Essa ciência, chamada de “ciência teológica”, está fadada ao condicionamento, à “parcialidade do discurso”, à precariedade, ao provisório, a ser sempre uma teologia inacabada, a caminho. Uma teologia consciente da necessidade premente de se rever sempre e estar “sempre se reformando”, em conformidade ao Deus que se revela por Sua própria iniciativa e por graça. Daí Barth conclui que: “A teologia evangélica é condicionada por seu próprio assunto para ser uma ciência modesta.”[12] Que segundo nosso teólogo, será em todo momento uma ciência não só modesta, mas livre, crítica e alegre. Modesta, porque se vê sempre para além da possibilidade de abarcar sem limites o Deus do Evangelho; livre, porque deixa sempre seu “objeto” agir livremente de modo a ser por esse Deus libertada; crítica, porque deve buscar a todo momento discernir e distinguir entre o ontem, o hoje, e o amanhã da presença e ações únicas desse Deus, sem perder de vista sua coerência e unidade; e alegre, por lidar com a palavra de graça desse Deus que se acha sempre voltado para o ser humano em seu Evangelho (boa notícia), como sendo o Emanuel (Deus conosco), essa ciência não poderia ser outra coisa senão uma ciência alegre.[13] Constatar essas realidades determinará radicalmente o posicionamento de todo teólogo(a) em sua aventura de tematizar a Deus. O que deveria levar-nos a mantermos sempre diante de nós a rica tradição teológica apofática, tal como nos legou o grande teólogo místico Dionísio Areopagita, conhecido também como Pseudo-Dionísio.[14]

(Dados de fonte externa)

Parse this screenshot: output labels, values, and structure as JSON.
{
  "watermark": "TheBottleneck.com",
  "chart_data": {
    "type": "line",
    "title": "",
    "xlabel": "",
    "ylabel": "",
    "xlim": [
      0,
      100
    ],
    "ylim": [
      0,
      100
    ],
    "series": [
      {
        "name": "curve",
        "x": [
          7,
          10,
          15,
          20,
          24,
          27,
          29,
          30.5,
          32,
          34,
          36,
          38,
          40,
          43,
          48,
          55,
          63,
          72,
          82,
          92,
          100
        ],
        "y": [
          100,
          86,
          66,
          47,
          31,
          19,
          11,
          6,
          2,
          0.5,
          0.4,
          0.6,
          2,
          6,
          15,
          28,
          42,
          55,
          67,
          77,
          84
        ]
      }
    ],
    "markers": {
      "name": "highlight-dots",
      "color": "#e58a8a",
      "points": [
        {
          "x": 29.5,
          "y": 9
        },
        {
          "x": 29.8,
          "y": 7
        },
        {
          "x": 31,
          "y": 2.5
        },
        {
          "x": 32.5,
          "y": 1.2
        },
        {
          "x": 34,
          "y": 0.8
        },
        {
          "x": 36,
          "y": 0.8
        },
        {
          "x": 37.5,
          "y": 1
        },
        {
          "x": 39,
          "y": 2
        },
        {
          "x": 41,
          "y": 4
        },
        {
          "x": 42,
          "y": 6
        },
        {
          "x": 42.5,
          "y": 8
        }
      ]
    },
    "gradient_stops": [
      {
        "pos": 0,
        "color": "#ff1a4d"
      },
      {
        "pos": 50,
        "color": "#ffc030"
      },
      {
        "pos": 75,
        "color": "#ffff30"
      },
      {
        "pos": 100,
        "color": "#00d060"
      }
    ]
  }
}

Todavia, é com pesar que notamos a distância que a tradição teológica ocidental manteve por vezes dessa rica tradição teológica apofática quanto mais se tornara um exercício frio e especulativo, desconectada da vida e da vivência concreta do Evangelho de Jesus Cristo.  Essa “teologia descendente”, de cima para baixo, configura-se numa teologia de caráter dedutivo, sem vínculos e raízes lançadas no solo sagrado da espiritualidade cristã, que vive e se alimenta do Evangelho, no seguimento de Jesus Cristo, na força do Espírito.

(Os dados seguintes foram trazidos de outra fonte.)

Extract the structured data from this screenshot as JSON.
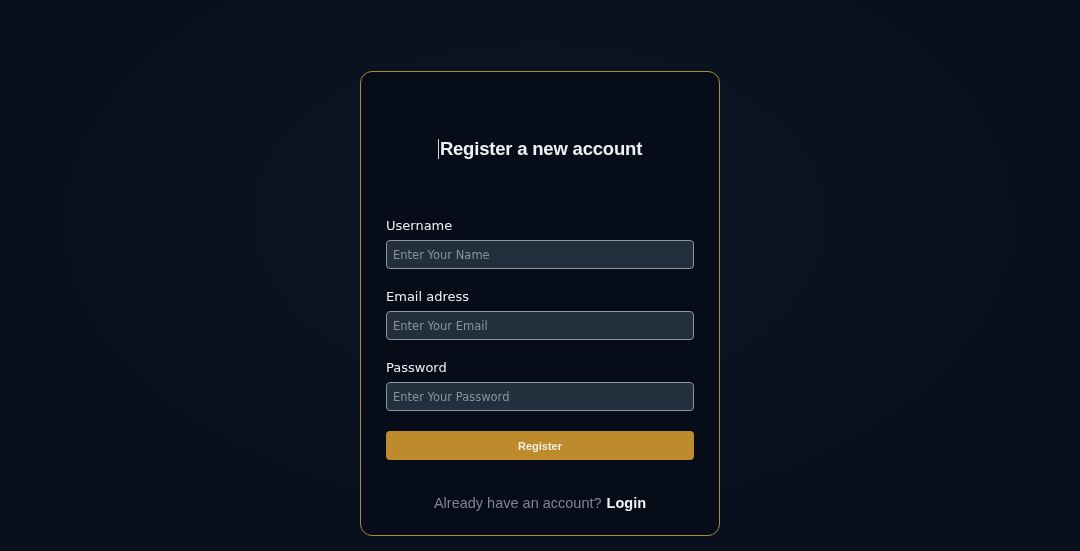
{
  "title": "Register a new account",
  "fields": [
    {
      "label": "Username",
      "placeholder": "Enter Your Name"
    },
    {
      "label": "Email adress",
      "placeholder": "Enter Your Email"
    },
    {
      "label": "Password",
      "placeholder": "Enter Your Password"
    }
  ],
  "submit": "Register",
  "footer": {
    "prompt": "Already have an account?",
    "link": "Login"
  }
}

A fundamentação epistemológica do teólogo de Basiléia se aproxima da tradição teológica ocidental que mais bebeu das fontes da teologia apofática e sem dúvida das contribuições do significado da teologia para Anselmo de Cantuária, a quem Barth não somente muito admirava, mas do qual se sentia devedor. Sem nos esquecermos que Karl Barth fora um profundo conhecedor dos escritos de Anselmo de Cantuária. De Anselmo, Barth apreende sua postura fundamental frente à teoria do conhecimento teologal, a partir de seu clássico axioma: fides quaerens intellectum. Ao ponto de Karl Barth escrever uma obra dedicada a essa e outras afirmações do teólogo de Cantuária.

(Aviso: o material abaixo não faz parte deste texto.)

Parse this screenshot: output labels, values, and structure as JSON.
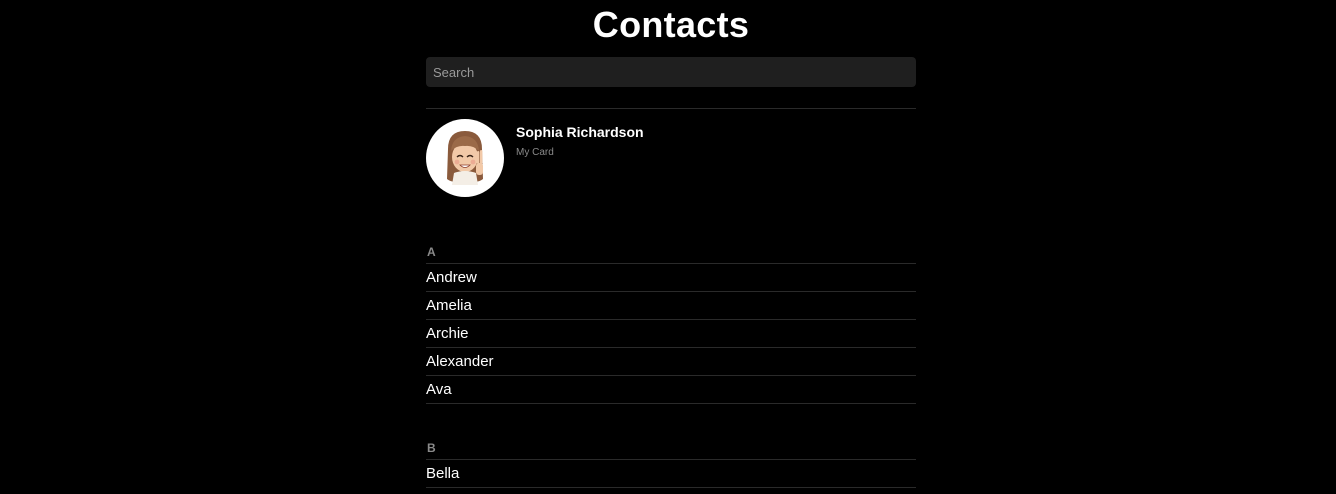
{
  "header": {
    "title": "Contacts"
  },
  "search": {
    "placeholder": "Search",
    "value": ""
  },
  "my_card": {
    "name": "Sophia Richardson",
    "subtitle": "My Card",
    "avatar_icon": "memoji-avatar-icon"
  },
  "sections": [
    {
      "letter": "A",
      "contacts": [
        "Andrew",
        "Amelia",
        "Archie",
        "Alexander",
        "Ava"
      ]
    },
    {
      "letter": "B",
      "contacts": [
        "Bella"
      ]
    }
  ],
  "colors": {
    "background": "#000000",
    "search_field": "#1f1f1f",
    "divider": "#2a2a2a",
    "secondary_text": "#8a8a8a"
  }
}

O grande teólogo suíço começa sua aproximação do núcleo rígido do que viria a ser sua rica epistemologia teológica, tratando sobre o conceito e necessidade do intelligere em Santo Anselmo. Na percepção de Barth a intuição fundamental da qual Anselmo lança mão para sustentar sua teoria do conhecimento reside em conseguir responder a necessidade de a fé desejar ser compreendida. Ele diz: “Essa razão, a qual intelligere busca e encontra, possui nela mesma não somente utilitas (utilidade), mas também pulchritudo (beleza). É speciosa super intellectus hominum (grande brilho do intelecto humano).”[15]
Significa dizer que Karl Barth ao situar a teologia no chão da revelação bíblico-cristã, já está dando à vida de fé um lugar de destaque no labor teológico, ampliando seu horizonte epistemológico e conseqüentemente sua tessitura teológica, puxando a teologia cristã de volta a seu húmus original e fundante. O que propicia Barth falar depois, mais a fundo, acerca da Palavra como o primeiro “lugar” teológico, (os loci teologici), tal como veremos mais a frente.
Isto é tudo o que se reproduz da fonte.